Incontables voces se confunden, debido a la transmisión simultánea de trabajos de videoarte, en la sala de exposiciones de Fundación Telefónica. Este bullicio es el que introduce la primera gran retrospectiva de Juan Downey (1940 – 1993) en nuestro país: “El ojo pensante”. La muestra, abierta al público entre el 31 de marzo al 27 de junio, requiere de largo rato para ser recorrida. Además de los videos (algunos aparatos pasan hasta tres distintos), cuenta con grabados, bocetos e instalaciones, de variados y cuantiosos temas: paisajes rurales y urbanos, contingencia política, gráficos con variantes metafísicas, y dibujos de formas abstractas y orgánicas, entre otros.
Esta complejidad de la figura de Downey, reconocida como la de un “comunicador cultural (…), cuyo medio de expresión visual es el video”, puede atribuirse a que en su trayectoria cosmopolita, persistió en la construcción de canales de diálogo entre distintas comunidades. Durante sus estudios de grabado en Francia, y posteriormente de diseño en Nueva York, se trama lo decisivo para su carrera de artista explorador de nuevas tecnologías: el contraste cultural entre su país de origen (Chile) y los países “desarrollados”. Pero el uso que el artista hace del video, y con el que se inaugura en gran medida la práctica del videoarte, se desmarca del que hacen los medios de comunicación, porque desnaturaliza aquella relación vertical que subyuga al consumidor, e insiste en el valor comunicativo. Pero ¿dónde se produce el diálogo? y ¿con quién?

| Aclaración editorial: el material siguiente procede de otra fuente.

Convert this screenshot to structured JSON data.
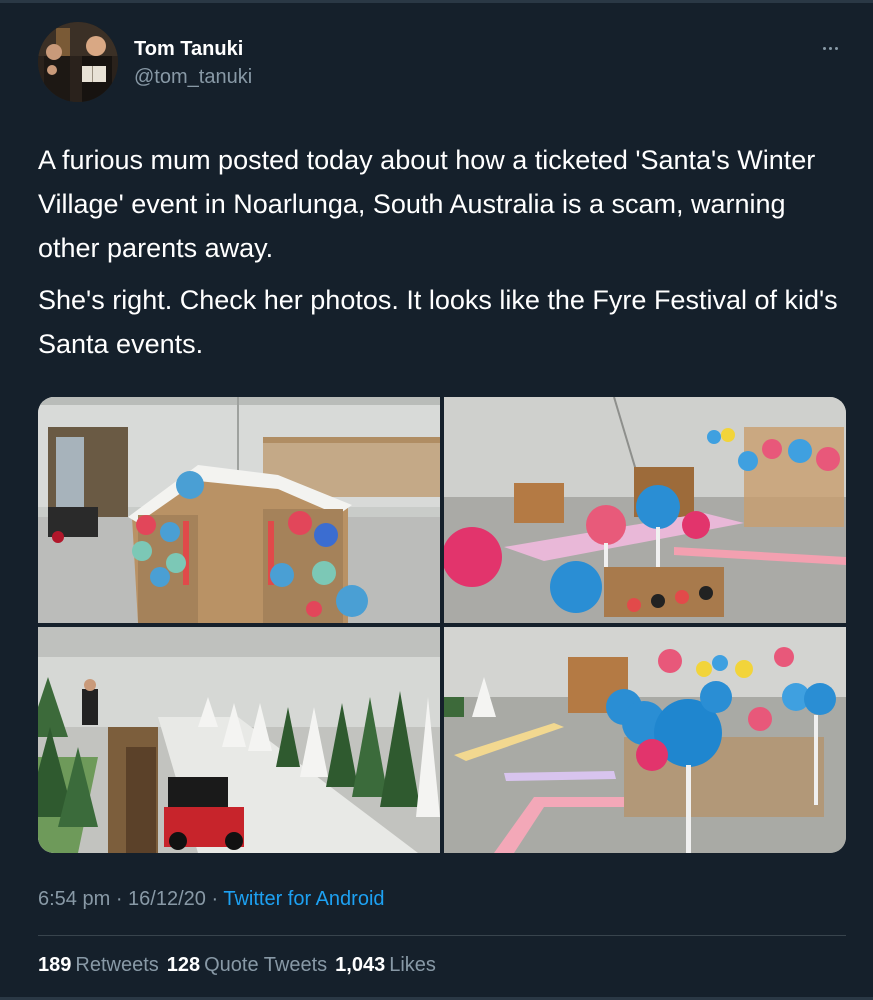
{
  "author": {
    "display_name": "Tom Tanuki",
    "handle": "@tom_tanuki"
  },
  "tweet": {
    "paragraphs": [
      "A furious mum posted today about how a ticketed 'Santa's Winter Village' event in Noarlunga, South Australia is a scam, warning other parents away.",
      "She's right. Check her photos. It looks like the Fyre Festival of kid's Santa events."
    ]
  },
  "meta": {
    "time": "6:54 pm",
    "separator": " · ",
    "date": "16/12/20",
    "source": "Twitter for Android"
  },
  "stats": {
    "retweets_count": "189",
    "retweets_label": "Retweets",
    "quote_count": "128",
    "quote_label": "Quote Tweets",
    "likes_count": "1,043",
    "likes_label": "Likes"
  },
  "colors": {
    "background": "#15202b",
    "secondary_text": "#8899a6",
    "link": "#1da1f2",
    "divider": "#38444d"
  },
  "icons": {
    "more": "more-horizontal-icon"
  }
}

Una inadecuación se vivencia en la “interferencia” que propicia el bullicio, pero también en cierta anarquía lingüística, determinada por el desacomodo de las convenciones audiovisuales del cine y la televisión. La muestra desafía el modo en que habitualmente usamos estos objetos: en pares se encuentran dispuestos los televisores que reproducen en blanco y negro, entre otros videos, “Cuzco off”,”Nazca” o “Inca I y II off air”. También desafía la validez del documental etnográfico, porque este corpus de obra prescinde de una voluntad cientificista –la cámara en mano como estrategia recurrente en este trabajo afirma un punto de vista parcial e inestable-, y descalifica para esta categoría, a pesar de afrontar la temática indígena. Desafía, por último, la necesidad de acción dramática: el lente registra momentos de ocio y recorre lentamente, como si estuviera palpando; ya sea la cordillera, ya sea las líneas de nazca, ya sea el zapateo de un baile popular.
Según escribe Sergio Rojas, es la “inadecuación constitutiva de la obra de arte (entre su relato y, digamos, su presencia)” lo que permite “que la obra dé que pensar”. “Chicago boys” (1983) parece darle la razón. En este video identificamos un tema cercano a nuestro historial político, y reconocemos un canal de comunicación, creado por el artista, entre Chile y el mundo. No obstante, el habla (en inglés) y los rostros no son empáticos a nuestro imaginario nacional; lo cual invita a pensar el asunto desde otro ángulo. Si Downey decidió cómo visibilizar estos sucesos, es el espectador de “El ojo pensante” quien debe decidir cómo situarse hoy del otro lado de la pantalla.
En esta línea argumental, más allá de cómo Downey construye puentes o desarticula códigos del cine o la televisión; importa el cómo, al hacerlo, registra un deseo de contacto con ese “otro”, que hoy, en plena globalización, adquiere más vigencia y vitalidad que en el momento de su producción. No obstante, ese deseo se hace manifiesto sólo en lo que –pesimistamente- podríamos llamar el fracaso de un diálogo cultural efectivo y horizontal, en el fracaso de su voluntad comunicativa. Pero este desengaño no resta un valor subversivo al corpus artístico de “El ojo pensante”, porque del producto resultante entre la intención del artista y la presencia de la obra, hoy, en Fundación Telefónica, surge una interferencia que es necesario constatar.